それが世の習いとはいっても、「おお、ああ。ああ」と涙にくれてしまう。

『「富士日記」を読む』は、中央公論社が雑誌形式で出したもの(いわゆるMOOK)を、文庫に収めたのだろう。泰淳・百合子の記念写真が、16-17ページにわたって収録されている。百合子さん本人の「その後の『富士日記』」を筆頭に、小川洋子、村松友視、中村真一郎、中村稔、大岡信、荒川洋治、須賀敦子、川上未映子など、30人を超える人々が、武田百合子さんの「富士日記」を、いまさらのように称えている。

わたし的には中村稔さんのエッセイに、ぐいと襟髪をつかまれて、切々と武田百合子さんに思いをはせ、深夜のベッドの中で涙を滲ませた。おもしろいのは予感していた。
しかし、なかなかこの“日記”に向き合うことができなかった。だからリビングの棚を、長いあいだかざっていた。

庄司薫さんが寄せておられる文章を読むと、武田泰淳がアル中であったことがわかる。彼は死の床でも「お水を下さい」といっていたようだけど、水=ビールであったことは、百合子さん、花さんは見抜いていた。
『「富士日記」を読む』にはすぐれた説得力のあるエッセイが少なくないが、中村真一郎『「富士日記」によせて』、中村稔「武田百合子さんの文章」、大岡信「文芸時評」などが他を圧していた・・・と思われた。
そこから少し引用させていただく。
《私たちがいま「富士日記」以来の作品に魅了されているのと同じく、私たちは四十年以上も前に、百合子さんの会話に魅了されていたのである。
それは無垢な精神が無意識に剔出する物事の核心であったり、およそ虚飾と無縁な率直な関心や感動であったり、さまざまな戦後の思想的社会的混乱の中で右往左往していた私たちを憫笑するような、確かな生活人の眼差であったりしたのだが、それがそのまま文章になったのが「富士日記」以降の作品であった。
百合子さんの場合、話し言葉がそのまま手紙になり、作品になった。》(中村稔「百合子さんの文章」126ページより。引用者による改行)

つぎに昭和42年7月、愛犬ポコの死にかかわる記事から。
《「埋める穴は主人が掘ってくれた。とうちゃんが、あんなに早く、あんなに深い穴を掘った。穴のそばにぺったり坐って私は犬を抱いて、げえっというほど大声で泣いた。泣けるだけ永く泣いた。
それからタオルにくるんで、それから犬がいつもねていた毛布にくるんで、穴の底に入れようとしたら「止せ。
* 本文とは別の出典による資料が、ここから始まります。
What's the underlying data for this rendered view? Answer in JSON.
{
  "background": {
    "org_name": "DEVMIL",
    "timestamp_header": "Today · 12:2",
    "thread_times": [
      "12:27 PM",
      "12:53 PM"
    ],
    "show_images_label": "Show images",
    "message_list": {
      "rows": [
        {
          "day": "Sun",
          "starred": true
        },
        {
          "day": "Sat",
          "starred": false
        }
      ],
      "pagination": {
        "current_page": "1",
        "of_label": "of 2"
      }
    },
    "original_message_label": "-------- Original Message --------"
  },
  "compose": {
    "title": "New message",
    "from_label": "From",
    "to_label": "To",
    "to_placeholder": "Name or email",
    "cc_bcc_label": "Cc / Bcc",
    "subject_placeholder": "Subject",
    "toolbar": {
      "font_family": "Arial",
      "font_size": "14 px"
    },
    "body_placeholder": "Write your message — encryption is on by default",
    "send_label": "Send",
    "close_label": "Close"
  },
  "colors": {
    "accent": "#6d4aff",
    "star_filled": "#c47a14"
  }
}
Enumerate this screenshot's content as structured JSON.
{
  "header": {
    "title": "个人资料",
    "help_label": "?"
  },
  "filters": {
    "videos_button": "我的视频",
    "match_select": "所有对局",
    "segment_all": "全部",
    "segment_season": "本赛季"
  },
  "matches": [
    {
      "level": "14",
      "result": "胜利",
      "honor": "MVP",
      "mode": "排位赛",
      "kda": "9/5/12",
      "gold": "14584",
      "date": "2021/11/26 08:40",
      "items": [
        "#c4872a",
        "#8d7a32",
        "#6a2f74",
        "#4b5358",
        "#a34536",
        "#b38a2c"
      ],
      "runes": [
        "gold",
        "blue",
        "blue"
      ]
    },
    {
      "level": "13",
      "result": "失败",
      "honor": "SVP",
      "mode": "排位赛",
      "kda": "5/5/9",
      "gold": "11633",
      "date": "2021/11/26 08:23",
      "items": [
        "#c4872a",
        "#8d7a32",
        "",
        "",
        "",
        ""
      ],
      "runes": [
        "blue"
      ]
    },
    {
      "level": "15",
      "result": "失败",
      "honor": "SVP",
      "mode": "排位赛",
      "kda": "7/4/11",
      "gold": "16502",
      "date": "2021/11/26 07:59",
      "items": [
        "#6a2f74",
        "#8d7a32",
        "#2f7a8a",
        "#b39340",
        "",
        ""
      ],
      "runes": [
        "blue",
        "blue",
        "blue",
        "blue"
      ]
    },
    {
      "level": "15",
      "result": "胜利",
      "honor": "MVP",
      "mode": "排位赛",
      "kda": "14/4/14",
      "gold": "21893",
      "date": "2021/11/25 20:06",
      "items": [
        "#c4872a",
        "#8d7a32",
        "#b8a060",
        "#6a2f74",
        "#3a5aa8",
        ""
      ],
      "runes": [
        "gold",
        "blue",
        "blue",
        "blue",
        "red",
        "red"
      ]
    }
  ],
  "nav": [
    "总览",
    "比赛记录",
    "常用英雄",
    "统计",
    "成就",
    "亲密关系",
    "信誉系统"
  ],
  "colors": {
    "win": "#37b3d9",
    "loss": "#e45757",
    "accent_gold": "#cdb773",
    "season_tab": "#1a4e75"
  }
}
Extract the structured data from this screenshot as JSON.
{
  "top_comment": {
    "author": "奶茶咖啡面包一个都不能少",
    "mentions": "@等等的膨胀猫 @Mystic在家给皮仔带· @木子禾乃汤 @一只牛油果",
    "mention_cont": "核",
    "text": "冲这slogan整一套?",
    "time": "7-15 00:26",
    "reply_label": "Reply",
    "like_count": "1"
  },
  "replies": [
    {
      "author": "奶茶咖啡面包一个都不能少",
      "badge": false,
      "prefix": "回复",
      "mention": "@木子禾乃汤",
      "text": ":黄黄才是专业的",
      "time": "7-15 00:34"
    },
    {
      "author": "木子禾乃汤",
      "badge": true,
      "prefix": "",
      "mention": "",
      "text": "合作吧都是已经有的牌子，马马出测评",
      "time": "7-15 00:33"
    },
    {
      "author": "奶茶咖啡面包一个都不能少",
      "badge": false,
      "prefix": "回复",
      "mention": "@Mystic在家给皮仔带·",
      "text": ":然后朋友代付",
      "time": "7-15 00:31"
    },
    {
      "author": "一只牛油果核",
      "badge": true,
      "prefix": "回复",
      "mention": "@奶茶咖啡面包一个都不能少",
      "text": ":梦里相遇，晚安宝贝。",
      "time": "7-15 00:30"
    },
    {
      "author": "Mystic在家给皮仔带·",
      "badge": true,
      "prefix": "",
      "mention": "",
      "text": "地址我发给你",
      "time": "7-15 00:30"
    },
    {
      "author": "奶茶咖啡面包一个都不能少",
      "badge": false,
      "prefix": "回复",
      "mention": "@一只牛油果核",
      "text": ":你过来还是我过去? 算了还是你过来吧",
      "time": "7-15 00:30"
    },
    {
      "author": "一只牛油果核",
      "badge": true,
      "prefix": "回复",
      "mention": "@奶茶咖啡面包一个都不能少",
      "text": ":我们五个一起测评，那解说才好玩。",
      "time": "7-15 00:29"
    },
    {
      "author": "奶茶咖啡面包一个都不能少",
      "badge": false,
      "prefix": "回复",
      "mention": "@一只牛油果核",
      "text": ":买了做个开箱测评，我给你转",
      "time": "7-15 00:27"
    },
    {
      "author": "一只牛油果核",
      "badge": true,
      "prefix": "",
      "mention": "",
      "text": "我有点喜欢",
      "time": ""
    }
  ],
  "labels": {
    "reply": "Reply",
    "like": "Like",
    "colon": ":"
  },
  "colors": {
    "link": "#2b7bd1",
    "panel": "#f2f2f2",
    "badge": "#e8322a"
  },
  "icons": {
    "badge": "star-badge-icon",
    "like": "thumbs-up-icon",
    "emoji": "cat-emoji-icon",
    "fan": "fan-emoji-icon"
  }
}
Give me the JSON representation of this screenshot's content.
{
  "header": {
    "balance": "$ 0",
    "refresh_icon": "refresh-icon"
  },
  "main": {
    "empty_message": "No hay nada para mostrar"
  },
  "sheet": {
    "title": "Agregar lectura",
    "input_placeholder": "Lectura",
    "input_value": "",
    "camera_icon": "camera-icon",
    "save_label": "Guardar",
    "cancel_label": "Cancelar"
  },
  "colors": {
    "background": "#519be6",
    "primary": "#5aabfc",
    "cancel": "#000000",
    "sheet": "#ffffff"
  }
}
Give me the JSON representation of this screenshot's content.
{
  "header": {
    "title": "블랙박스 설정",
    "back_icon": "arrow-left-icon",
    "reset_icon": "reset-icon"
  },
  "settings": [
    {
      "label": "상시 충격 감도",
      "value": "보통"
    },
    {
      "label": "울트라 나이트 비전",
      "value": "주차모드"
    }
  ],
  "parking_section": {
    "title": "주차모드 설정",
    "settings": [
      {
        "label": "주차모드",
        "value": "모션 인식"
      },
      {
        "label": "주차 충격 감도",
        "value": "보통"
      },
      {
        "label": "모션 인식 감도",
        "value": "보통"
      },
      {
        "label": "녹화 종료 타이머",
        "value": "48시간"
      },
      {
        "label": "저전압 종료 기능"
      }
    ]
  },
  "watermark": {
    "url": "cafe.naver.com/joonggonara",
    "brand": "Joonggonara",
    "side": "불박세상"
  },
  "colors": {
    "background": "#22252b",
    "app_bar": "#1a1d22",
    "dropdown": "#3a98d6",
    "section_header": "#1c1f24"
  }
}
なかなか腐らないぞ。じかに入れてやれ」と主人は言った。だからポコをじかに穴の中に入れてやった。ふさふさした首のまわりの毛や、ビー玉の眼の上に土をかけて、それから、どんどん土をかけてかたく踏んでやったのだ。」
こういう文章がただ天性の素質だけで書けるはずがない。》(127ページ)

中村稔さんは「些末な日常をつうじて、ある時代の全貌が語られているのである」とも述べている。こうして「富士日記」は、日記文学のピュアな里程標になった・・・と、わたしはかんがえるに至った。


    (「犬が星見た ロシア旅行記」中公文庫 しばらく行方不明だった本を発掘)






   (この中で、わたし的には「遊覧日記」(ちくま文庫)の評価が一等かな)

「富士日記」は、もともと人に読ませるために書いたのではない。そこがmixiや凡庸なBlogとの大きな違いであろう。
百花庵日記ともいうが、百合子さんと花さんを併せたことばであるとは、だれもがすぐ気がつく。百合子さんは若かりしころ詩を書いたことがあったというが、中村稔さんの詩を読んでやめたのだと、どなたかが書いておられた。
中村稔さんのエッセイは、あの世へと旅立ってしまった百合子さんへの痛切な“別れ”の挨拶なのであろう。
だからたくさんの文章をあつめた本書の中でも、一段とあざやかに宝石のように輝いている。